Between the 31st of October and the 20th of November, the final exhibition at the Art Space, National Park Ta’ Qali, of our diploma students offered more than a showcase of finished works; it unfolded as a thoughtful investigation into the self. Rooted in deep artistic research, each graduate artist leaned inward to examine authenticity, memory, resilience, and the continually shifting landscape of human experience. The overarching theme, The Self as Site, bound the five projects into a cohesive conversation, inviting us to view the body and mind not as fixed monuments but as dynamic, evolving terrains—sculpted by construction, wear, and renewal.
Emanuel Borg channeled sorrow and resilience into visceral, fragmented forms, harnessing the surprising malleability of expandable foam to reveal the fragility and tenacity that resided within us. Max Christian Farrugia, meanwhile, investigated the rhythmic tension between chaos and order through layered structures grounded in imagination, suggesting that structure itself was a living negotiation with possibility. Mario Borg engaged gestural abstraction to probe universal inner conflicts, moving between order and disruption, faith and doubt, with a sensitivity that made the invisible felt. Sandro Grech worked with rusted metal to reflect decay and transformation, evoking the quiet persistence of renewal that survived beneath surface changes. Josette Casha turned to draped and stained textiles to reveal vulnerability and dignity embedded in experiences of homelessness, inviting empathy and a reconsideration of shelter, belonging, and worth.

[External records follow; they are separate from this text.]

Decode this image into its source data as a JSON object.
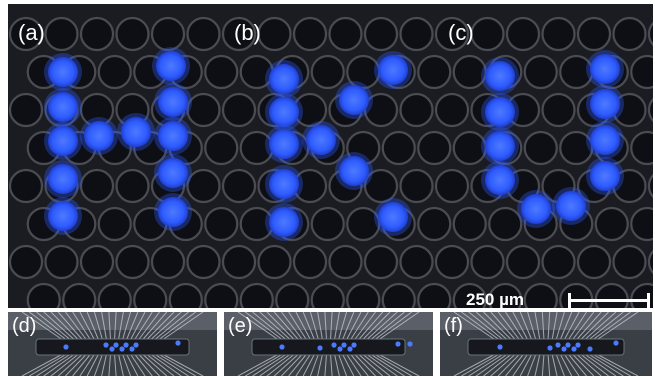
{
  "labels": {
    "a": "(a)",
    "b": "(b)",
    "c": "(c)",
    "d": "(d)",
    "e": "(e)",
    "f": "(f)"
  },
  "scale_bar": {
    "text": "250 µm"
  },
  "colors": {
    "lit_led": "#2f5cff",
    "lit_led_core": "#3a67ff",
    "background": "#1b1c22",
    "well_rim": "#4a4c52",
    "well_inner": "#0e0f14"
  },
  "patterns": {
    "a": "H",
    "b": "K",
    "c": "U"
  }
}
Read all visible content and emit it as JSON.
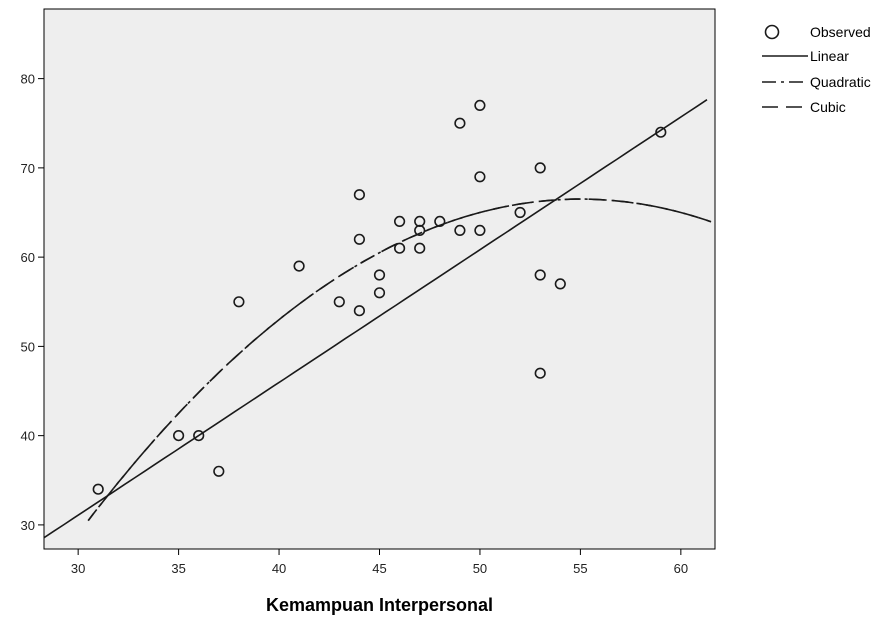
{
  "chart_data": {
    "type": "scatter",
    "xlabel": "Kemampuan Interpersonal",
    "ylabel": "",
    "xlim": [
      28.3,
      61.7
    ],
    "ylim": [
      27.3,
      87.8
    ],
    "x_ticks": [
      30,
      35,
      40,
      45,
      50,
      55,
      60
    ],
    "y_ticks": [
      30,
      40,
      50,
      60,
      70,
      80
    ],
    "grid": false,
    "background": "#eeeeee",
    "legend_position": "top-right",
    "legend": {
      "observed": "Observed",
      "linear": "Linear",
      "quadratic": "Quadratic",
      "cubic": "Cubic"
    },
    "observed": [
      [
        31,
        34
      ],
      [
        35,
        40
      ],
      [
        36,
        40
      ],
      [
        37,
        36
      ],
      [
        38,
        55
      ],
      [
        41,
        59
      ],
      [
        43,
        55
      ],
      [
        44,
        67
      ],
      [
        44,
        62
      ],
      [
        44,
        54
      ],
      [
        45,
        58
      ],
      [
        45,
        56
      ],
      [
        46,
        64
      ],
      [
        46,
        61
      ],
      [
        47,
        64
      ],
      [
        47,
        63
      ],
      [
        47,
        61
      ],
      [
        48,
        64
      ],
      [
        49,
        75
      ],
      [
        49,
        63
      ],
      [
        50,
        77
      ],
      [
        50,
        69
      ],
      [
        50,
        63
      ],
      [
        52,
        65
      ],
      [
        53,
        70
      ],
      [
        53,
        58
      ],
      [
        53,
        47
      ],
      [
        54,
        57
      ],
      [
        59,
        74
      ]
    ],
    "series": [
      {
        "name": "Linear",
        "intercept": -13.52,
        "slope": 1.487
      },
      {
        "name": "Quadratic",
        "coefficients": [
          -115.0,
          6.6,
          -0.06
        ]
      },
      {
        "name": "Cubic",
        "coefficients": [
          -115.0,
          6.6,
          -0.06,
          0.0
        ]
      }
    ],
    "marker_color": "#1a1a1a",
    "line_color": "#1a1a1a"
  }
}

Together, these works charted a powerful journey from inward inquiry to outward expression. They reminded us that the self is not a static position but a site continually rearranged by time, memory, material, and meaning. We extended our heartiest congratulations to the diploma students for completing their two-year programme and invited the public to engage with this resonant exploration of the self as a living, ever-evolving site.